[b]Tak orzekł WSA we Wrocławiu 13 września 2009 r. (I SA/Wr 1183/09)[/b]
Spółka prowadzi działalność na terenie specjalnej strefy ekonomicznej i osiąga przychody opodatkowane, zwolnione oraz przychody, których nie da się jednoznacznie przyporządkować do tych źródeł. W celu rozpoznawania różnic kursowych przyjęła metodę opisaną w art. 15a [link=http://www.rp.pl/aktyprawne/akty/akt.spr;jsessionid=3EC0892953EAF58605FEE453B6E7CBF6?id=115893]ustawy o CIT[/link].
Zgodnie z nim różnice kursowe zwiększają odpowiednio przychody jako dodatnie różnice kursowe albo koszty uzyskania przychodów jako ujemne różnice kursowe w kwocie wynikającej z różnicy między wartościami określonymi w ust. 2 i 3 tego artykułu.

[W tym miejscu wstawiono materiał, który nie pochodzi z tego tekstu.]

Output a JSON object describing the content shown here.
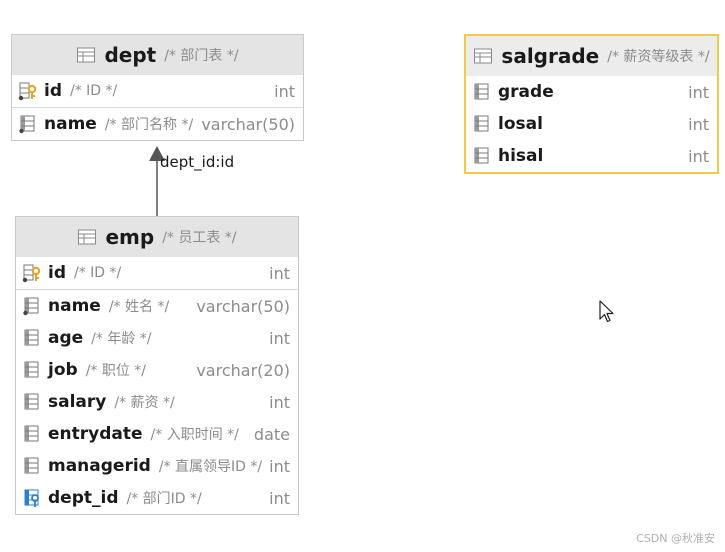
{
  "dept": {
    "name": "dept",
    "comment": "/* 部门表 */",
    "columns": [
      {
        "name": "id",
        "comment": "/* ID */",
        "type": "int",
        "icon": "primary-key-column-icon"
      },
      {
        "name": "name",
        "comment": "/* 部门名称 */",
        "type": "varchar(50)",
        "icon": "column-icon"
      }
    ]
  },
  "emp": {
    "name": "emp",
    "comment": "/* 员工表 */",
    "columns": [
      {
        "name": "id",
        "comment": "/* ID */",
        "type": "int",
        "icon": "primary-key-column-icon"
      },
      {
        "name": "name",
        "comment": "/* 姓名 */",
        "type": "varchar(50)",
        "icon": "column-icon"
      },
      {
        "name": "age",
        "comment": "/* 年龄 */",
        "type": "int",
        "icon": "column-icon"
      },
      {
        "name": "job",
        "comment": "/* 职位 */",
        "type": "varchar(20)",
        "icon": "column-icon"
      },
      {
        "name": "salary",
        "comment": "/* 薪资 */",
        "type": "int",
        "icon": "column-icon"
      },
      {
        "name": "entrydate",
        "comment": "/* 入职时间 */",
        "type": "date",
        "icon": "column-icon"
      },
      {
        "name": "managerid",
        "comment": "/* 直属领导ID */",
        "type": "int",
        "icon": "column-icon"
      },
      {
        "name": "dept_id",
        "comment": "/* 部门ID */",
        "type": "int",
        "icon": "foreign-key-column-icon"
      }
    ]
  },
  "salgrade": {
    "name": "salgrade",
    "comment": "/* 薪资等级表 */",
    "columns": [
      {
        "name": "grade",
        "comment": "",
        "type": "int",
        "icon": "column-icon"
      },
      {
        "name": "losal",
        "comment": "",
        "type": "int",
        "icon": "column-icon"
      },
      {
        "name": "hisal",
        "comment": "",
        "type": "int",
        "icon": "column-icon"
      }
    ]
  },
  "relation": {
    "label": "dept_id:id"
  },
  "watermark": "CSDN @秋准安",
  "colors": {
    "selected_border": "#f2c94c",
    "header_bg": "#e4e4e4",
    "fk_icon": "#2f7fd0",
    "pk_icon": "#e0a526"
  }
}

Spółka powzięła wątpliwość, czy różnica między wartościami określonymi w art. 15a ust. 2 i ust. 3 może być obliczona jako jedna kwota – wynikająca z różnicy między dodatnimi a ujemnymi różnicami kursowymi.
Jej zdaniem należy ustalić globalną wartość kwot dodatnich i ujemnych różnic (zgodnie z art. 15a ust. 2 i ust. 3 ustawy o CIT), a następnie odjąć wartość ujemnych różnic kursowych od wartości dodatnich i otrzymaną kwotę zakwalifikować odpowiednio do przychodów lub kosztów uzyskania przychodów. Organ podatkowy nie zgodził się z tym.
Stwierdził, że różnice kursowe są odrębnymi pozycjami w rachunku podatkowym. Wynika to z tego, że w art. 15a ust. 1 ustawy mowa jest o „różnicach kursowych”, które jeżeli są dodatnie, to zwiększają przychody podatkowe, a jeżeli są ujemne, to odpowiednio zwiększają koszty podatkowe.